Today's Highlight in History:
On April 9, 1865, Confederate Gen. Robert E. Lee surrendered his army to Union Lt. Gen. Ulysses S. Grant at Appomattox Court House in Virginia.
On this date:
In 1413, the coronation of England's King Henry V took place in Westminster Abbey.
In 1682, French explorer Robert de La Salle claimed the Mississippi River Basin for France.
In 1913, the first game was played at Ebbets Field, the newly built home of the Brooklyn Dodgers, who lost to the Philadelphia Phillies, 1-0.
In 1914, the Tampico Incident took place as eight U.S. sailors were arrested by Mexican authorities for allegedly entering a restricted area and held for a short time before being released.
In 1939, singer Marian Anderson performed a concert at the Lincoln Memorial in Washington D.C. after being denied the use of Constitution Hall by the Daughters of the American Revolution.
In 1940, during World War II, Germany invaded Denmark and Norway.
In 1942, American and Philippine defenders on Bataan capitulated to Japanese forces; the surrender was followed by the notorious Bataan Death March.
In 1959, NASA presented its first seven astronauts: Scott Carpenter, Gordon Cooper, John Glenn, Gus Grissom, Wally Schirra, Alan Shepard and Donald Slayton. Architect Frank Lloyd Wright, 91, died in Phoenix, Arizona.
In 1965, the newly built Astrodome in Houston featured its first baseball game, an exhibition between the Astros and the New York Yankees, with President Lyndon B. Johnson in attendance. (The Astros won, 2-1, in 12 innings.)
In 1983, the space shuttle Challenger ended its first mission with a safe landing at Edwards Air Force Base in California.
In 1991, the Georgian Parliament declared the republic's independence.
In 1996, in a dramatic shift of purse-string power, President Bill Clinton signed a line-item veto bill into law. (However, the U.S. Supreme Court struck down the veto in 1998.)
Ten years ago: The White House sought to dampen the idea of a military strike on Iran, saying the United States was conducting "normal defense and intelligence planning" in response to Tehran's nuclear ambitions. More than half a million people in ten states rallied for immigrant rights. Phil Mickelson won his second Masters tournament.

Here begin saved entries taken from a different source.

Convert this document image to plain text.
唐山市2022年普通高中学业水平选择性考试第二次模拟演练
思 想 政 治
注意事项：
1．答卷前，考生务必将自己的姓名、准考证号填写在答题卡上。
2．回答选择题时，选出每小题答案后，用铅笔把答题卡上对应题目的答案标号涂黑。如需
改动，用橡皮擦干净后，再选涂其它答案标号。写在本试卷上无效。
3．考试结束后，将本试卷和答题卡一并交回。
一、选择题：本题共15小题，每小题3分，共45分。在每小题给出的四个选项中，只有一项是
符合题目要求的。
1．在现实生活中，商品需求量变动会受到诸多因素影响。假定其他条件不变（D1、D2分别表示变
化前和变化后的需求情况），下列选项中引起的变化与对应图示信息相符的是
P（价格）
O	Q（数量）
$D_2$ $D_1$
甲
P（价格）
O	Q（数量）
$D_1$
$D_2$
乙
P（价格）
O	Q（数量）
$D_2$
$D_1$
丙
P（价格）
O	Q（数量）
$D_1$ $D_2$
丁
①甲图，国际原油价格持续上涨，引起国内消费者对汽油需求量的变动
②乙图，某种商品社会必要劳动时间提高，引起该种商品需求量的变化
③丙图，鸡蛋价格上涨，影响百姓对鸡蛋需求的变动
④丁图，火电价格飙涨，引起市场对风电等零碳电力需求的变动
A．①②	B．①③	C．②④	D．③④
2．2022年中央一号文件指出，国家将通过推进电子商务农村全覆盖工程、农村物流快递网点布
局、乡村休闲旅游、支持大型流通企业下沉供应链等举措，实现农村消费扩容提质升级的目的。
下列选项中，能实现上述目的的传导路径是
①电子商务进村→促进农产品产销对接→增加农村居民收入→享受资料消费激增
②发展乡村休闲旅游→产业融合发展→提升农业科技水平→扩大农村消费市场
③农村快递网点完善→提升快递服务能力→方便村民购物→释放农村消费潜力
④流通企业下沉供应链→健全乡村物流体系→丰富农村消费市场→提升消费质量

Five years ago: A man armed with several weapons opened fire in a crowded shopping mall in the Netherlands, killing six people before committing suicide. Minnesota Duluth won a 3-2 victory over Michigan in the NCAA men's ice hockey championship game, the first national title for the Bulldogs. Sidney Lumet, the award-winning director of such American film classics as "Network," ''Serpico," ''Dog Day Afternoon" and "12 Angry Men," died in New York at age 86.
One year ago: President Barack Obama briefly visited Jamaica, where he met with Caribbean leaders and spoke at a town hall of young leaders; the president then flew to Panama City for a summit of Western Hemisphere nations and a historic encounter with Cuban President Raul Castro. Canadian-born filmmaker Paul Almond, 83, died in Los Angeles.